Curlywurlyquerly · 13/02/2018 17:07

YANBU and i speak as a mother of several. It’s overrated.

openbluewater · 13/02/2018 17:08

Christ

Leiaorganashair · 13/02/2018 17:09

I did not believe my life would magically change because I had a child. Spoiler alert, it didn't.

I did desperately want a child. I tried to come to terms with it never happening before I had DD. Comments like "at least you have freedom," "you have godchildren, you get the best of both worlds," "life must be soooooo much less stressful" made it worse.

tangledyarn · 13/02/2018 17:09

curlywurly Have you read the thread? Theres a lot of people here who are really struggling and distressed about their experience of childlessness. Thats not you..thats fine but im not sure "its overrated" is helpful at all.

openbluewater · 13/02/2018 17:10

I’ve seen insensitive comments in my time but some of these are unbelievable.

Leiaorganashair · 13/02/2018 17:10

curly you are exactly the kind of insensitive knob I am talking about.

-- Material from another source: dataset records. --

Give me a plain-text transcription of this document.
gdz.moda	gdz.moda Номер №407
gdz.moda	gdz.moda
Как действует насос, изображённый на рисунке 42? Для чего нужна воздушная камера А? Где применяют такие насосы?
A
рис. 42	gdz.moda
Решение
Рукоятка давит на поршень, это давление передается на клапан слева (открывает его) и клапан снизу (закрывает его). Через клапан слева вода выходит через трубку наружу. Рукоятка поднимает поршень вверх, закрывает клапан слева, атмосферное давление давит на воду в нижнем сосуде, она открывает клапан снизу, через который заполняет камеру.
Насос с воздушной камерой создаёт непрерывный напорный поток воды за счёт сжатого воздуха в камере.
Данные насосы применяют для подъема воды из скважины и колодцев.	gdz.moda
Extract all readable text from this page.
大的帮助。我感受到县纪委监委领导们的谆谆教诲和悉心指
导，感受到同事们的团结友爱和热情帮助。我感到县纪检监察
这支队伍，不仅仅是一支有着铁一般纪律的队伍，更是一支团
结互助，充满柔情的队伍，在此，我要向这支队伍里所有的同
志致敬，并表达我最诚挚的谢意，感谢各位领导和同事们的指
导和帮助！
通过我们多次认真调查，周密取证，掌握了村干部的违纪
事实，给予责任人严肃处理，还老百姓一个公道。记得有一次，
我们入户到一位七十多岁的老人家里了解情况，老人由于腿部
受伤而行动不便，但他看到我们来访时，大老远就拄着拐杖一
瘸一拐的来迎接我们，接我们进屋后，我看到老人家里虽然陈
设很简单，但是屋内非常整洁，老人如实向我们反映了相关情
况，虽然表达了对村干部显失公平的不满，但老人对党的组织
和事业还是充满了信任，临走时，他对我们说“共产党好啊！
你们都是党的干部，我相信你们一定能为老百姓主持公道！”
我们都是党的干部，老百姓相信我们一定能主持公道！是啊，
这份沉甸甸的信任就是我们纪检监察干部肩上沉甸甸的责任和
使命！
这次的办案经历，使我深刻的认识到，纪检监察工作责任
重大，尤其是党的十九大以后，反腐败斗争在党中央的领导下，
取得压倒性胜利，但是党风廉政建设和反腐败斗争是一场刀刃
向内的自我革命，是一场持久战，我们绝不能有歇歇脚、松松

tangledyarn · 13/02/2018 17:11

open Agreed. I really hope some of these posters aren't around people in real life struggling with childlessness.

SoozC · 13/02/2018 17:11

Oh that's okay then, I was thinking it was an amazing experience to give birth to your own child and watch them growing up. But now I know it's overrated I can live happily knowing I'll probably never experience it. That's my mental health instantly improved.

FluffyWuffy100 · 13/02/2018 17:13

@openbluewater interesting post, quite thought provoking

SaskaTchewan · 13/02/2018 17:14

what do you want people to say? Honestly, when someone tells you they are in the middle of a fertility crisis and you have a baby, what exactly do you expect them to say? Suck to be you? Too bad? You don't know what you are missing?

There are good points of not having children, there's only so many "I am so sorry for you" you can come up with. There are opportunities opened when you don't have kids, it's not life your life must stop.

MadMags · 13/02/2018 17:14

Sorry @sooz I meant had you always wanted desperately to be a mother or was it when it didn’t happen naturally that it became all-consuming?

I’m wondering, I suppose, if it’s easier to be philosophical about it if it isn’t something you always yearned for.

fluffiphlox · 13/02/2018 17:15

I don’t have children, never wanted them. (And I’m easily old enough to be a grandmother now). You can live a perfectly useful life without them. Am I allowed to ask why people really, really want a child or children? I understand the fact that they do but not the ‘why’?